Here, Associate Clinical Director of HIV Cure Studies Dr Thomas Rasmussen shares her reflections on two of the inspiring talks he has heard so far.
Monday 22 July 2019, Dr Nadia Roan, UCSF: Use of high-dimensional single-cell analysis to characterise cells latently infected with HIV
One key challenge in HIV cure research is to identify cells that are latently infected with HIV, ie cells that contain but do not express HIV.
Dr Nadia Roan from the University of California San Francisco presented data to illustrate how a new technological method called CyTOF (cytometry by time of flight) and multi-dimensional analyses can be applied to identify the phenotype of latently infected CD4+ T memory cells. This was done by first analysing the expression of >40 markers on cells from people living with HIV on antiretroviral therapy.
Using multi-dimensional analyses these data were used to generate a map of how the cells cluster according to these markers.

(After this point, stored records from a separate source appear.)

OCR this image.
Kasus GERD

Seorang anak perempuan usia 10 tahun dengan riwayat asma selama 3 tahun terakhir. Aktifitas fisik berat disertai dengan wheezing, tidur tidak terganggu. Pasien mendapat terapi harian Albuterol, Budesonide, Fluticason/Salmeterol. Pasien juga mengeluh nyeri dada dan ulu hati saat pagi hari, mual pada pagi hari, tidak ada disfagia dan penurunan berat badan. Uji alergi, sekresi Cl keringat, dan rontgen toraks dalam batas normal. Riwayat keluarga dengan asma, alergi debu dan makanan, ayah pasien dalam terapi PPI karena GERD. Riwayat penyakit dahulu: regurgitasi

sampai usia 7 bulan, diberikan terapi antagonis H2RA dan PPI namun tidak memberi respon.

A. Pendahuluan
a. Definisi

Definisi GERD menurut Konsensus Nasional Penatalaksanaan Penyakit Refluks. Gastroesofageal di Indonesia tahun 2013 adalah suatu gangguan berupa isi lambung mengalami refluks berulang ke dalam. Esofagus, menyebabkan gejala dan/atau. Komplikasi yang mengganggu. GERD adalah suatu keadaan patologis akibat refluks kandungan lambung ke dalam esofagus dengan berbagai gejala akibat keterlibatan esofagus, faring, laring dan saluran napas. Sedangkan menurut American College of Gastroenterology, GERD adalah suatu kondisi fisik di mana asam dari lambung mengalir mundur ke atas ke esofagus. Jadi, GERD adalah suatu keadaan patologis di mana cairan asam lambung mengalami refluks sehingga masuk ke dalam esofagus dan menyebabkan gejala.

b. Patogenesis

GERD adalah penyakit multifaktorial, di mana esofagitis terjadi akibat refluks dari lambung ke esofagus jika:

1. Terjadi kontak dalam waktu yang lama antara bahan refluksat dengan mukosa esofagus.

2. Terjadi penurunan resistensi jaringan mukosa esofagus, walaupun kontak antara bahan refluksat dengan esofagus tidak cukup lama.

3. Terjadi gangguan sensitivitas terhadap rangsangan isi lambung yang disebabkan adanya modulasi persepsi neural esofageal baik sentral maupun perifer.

They then activated the cells to identify which cells contain functional virus and illustrated how these cells could then be placed onto the previously generated map. This way they are potentially able to predict whether cells that go on to produce functional virus may have particular characteristics. Pending further development, this approach might be useful to identify cells that are latently infected with HIV.
Tuesday 23 July 2019, Dr David Margolis, Latency reversal
In an overview talk on strategies to activate the latent HIV reservoir, Dr David Margolis from University of North Carolina, showed data on the pre-clinical characterisation on a AZD5582. This is a SMAC mimetic, a class of compounds that can induce apoptotic pathways. He presented data showing that AZD5582 can activate latent HIV in both cell lines, primary CD4+ T cells, HIV-infected humanised mice and SIV-infected non-human primates. Moreover, in comparison with other latency-reversing agents, AZD5582 had minimal effects on human gene expression.
These data suggest that AZD5582, pending further characterisation of its clinical profile, could be a promising candidate to activate latent HIV with the aim of exposing infected cells to killing by the immune system.